The town of Attapulgus, GA is derived from the name of an earlier Creek Indian town named Atapaw-lekhuse,which means “wooden stirring-paddle-very hot.” The name may refer to the heating and stirring of raw attapulgite clay that is required to chemically change it into Maya Blue pigment. It is located near Bainbridge in Decatur County, GA. Lake Seminole now covers much of the bottomlands of Decatur County where there were formerly Native American towns.
The locations of the attapulgite mines are close to one of North America’s earliest indigenous towns, Kolomoki. It was lived in from approximately 250 AD to 950 AD, which happens to coincide with the occupation period of several Classic Period Maya cities, Kolomoki contained approximately 2,000 residents and at least eight mounds. Anthropologists believe that Kolomoki’s population swelled during seasonal markets and festivals. Hopewell Culture sites in the Ohio Valley were contemporary with Kolomoki, but did not contain many permanent residents.

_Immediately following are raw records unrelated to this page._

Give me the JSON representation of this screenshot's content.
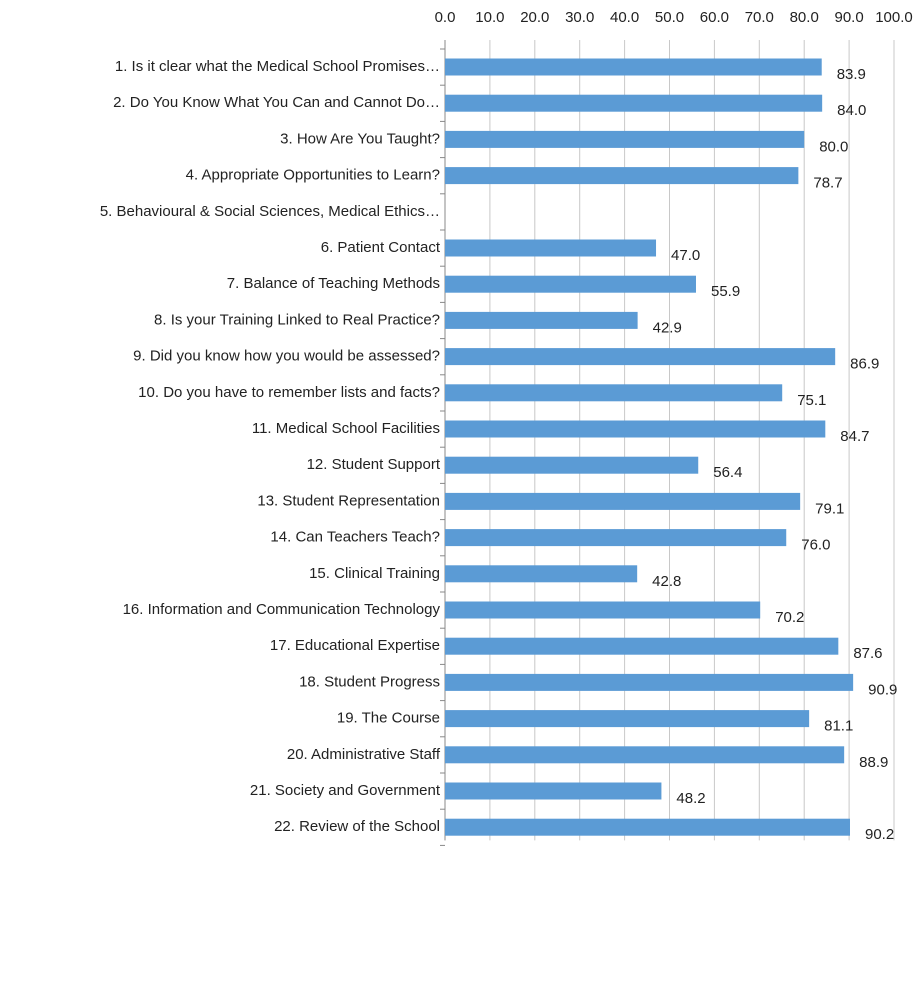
{
  "chart_data": {
    "type": "barh",
    "categories": [
      "1. Is it clear what the Medical School Promises…",
      "2. Do You Know What You Can and Cannot Do…",
      "3. How Are You Taught?",
      "4. Appropriate Opportunities to Learn?",
      "5. Behavioural & Social Sciences,  Medical Ethics…",
      "6. Patient Contact",
      "7. Balance of Teaching Methods",
      "8. Is your Training Linked to Real Practice?",
      "9. Did you know how you would be assessed?",
      "10. Do you have to remember lists and facts?",
      "11. Medical School Facilities",
      "12. Student Support",
      "13. Student Representation",
      "14. Can Teachers Teach?",
      "15. Clinical Training",
      "16. Information and Communication Technology",
      "17. Educational Expertise",
      "18. Student Progress",
      "19. The Course",
      "20. Administrative Staff",
      "21. Society and Government",
      "22. Review of the School"
    ],
    "values": [
      83.9,
      84.0,
      80.0,
      78.7,
      null,
      47.0,
      55.9,
      42.9,
      86.9,
      75.1,
      84.7,
      56.4,
      79.1,
      76.0,
      42.8,
      70.2,
      87.6,
      90.9,
      81.1,
      88.9,
      48.2,
      90.2
    ],
    "value_labels": [
      "83.9",
      "84.0",
      "80.0",
      "78.7",
      null,
      "47.0",
      "55.9",
      "42.9",
      "86.9",
      "75.1",
      "84.7",
      "56.4",
      "79.1",
      "76.0",
      "42.8",
      "70.2",
      "87.6",
      "90.9",
      "81.1",
      "88.9",
      "48.2",
      "90.2"
    ],
    "color": "#5b9bd5",
    "xlim": [
      0,
      100
    ],
    "xticks": [
      {
        "value": 0,
        "label": "0.0"
      },
      {
        "value": 10,
        "label": "10.0"
      },
      {
        "value": 20,
        "label": "20.0"
      },
      {
        "value": 30,
        "label": "30.0"
      },
      {
        "value": 40,
        "label": "40.0"
      },
      {
        "value": 50,
        "label": "50.0"
      },
      {
        "value": 60,
        "label": "60.0"
      },
      {
        "value": 70,
        "label": "70.0"
      },
      {
        "value": 80,
        "label": "80.0"
      },
      {
        "value": 90,
        "label": "90.0"
      },
      {
        "value": 100,
        "label": "100.0"
      }
    ],
    "grid": true
  }
}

Chemical analysis is needed for proof
Haskell contacted friends in architecture and archaeology to get their response. It was uniformly, “Oh my gosh . . . the answer to the Maya Blue riddle was always in the Wikipedia?”
An acquaintance, who was an archaeologist in the Midwest, advised him that a chemical analysis of both the attapulgite in Georgia and the Maya Blue from several Maya ruins would be required to absolutely confirm the source. However, there is no other known large deposit of attapulgite in the Western Hemisphere that could be directly loaded on to cargo boats and then shipped straight to the Yucatan Peninsula along coastal waterways.
A newsletter describing Haskell’s discovery went out to archaeologists and historians around North America on March 7, 2012. The mining of Maya Blue’s main ingredient is not a “definite yes,” but the probability is such that it stopped the presses on a recently published book on the Mayas that day. A second edition was quickly created to include a description of strong likelihood of Maya Blue coming from the “metropolis” of Attapulgus, Georgia.
Attapulgite is also a medicine. The clay has another name when used as a remedy for diarrhea. It’s kaopectate!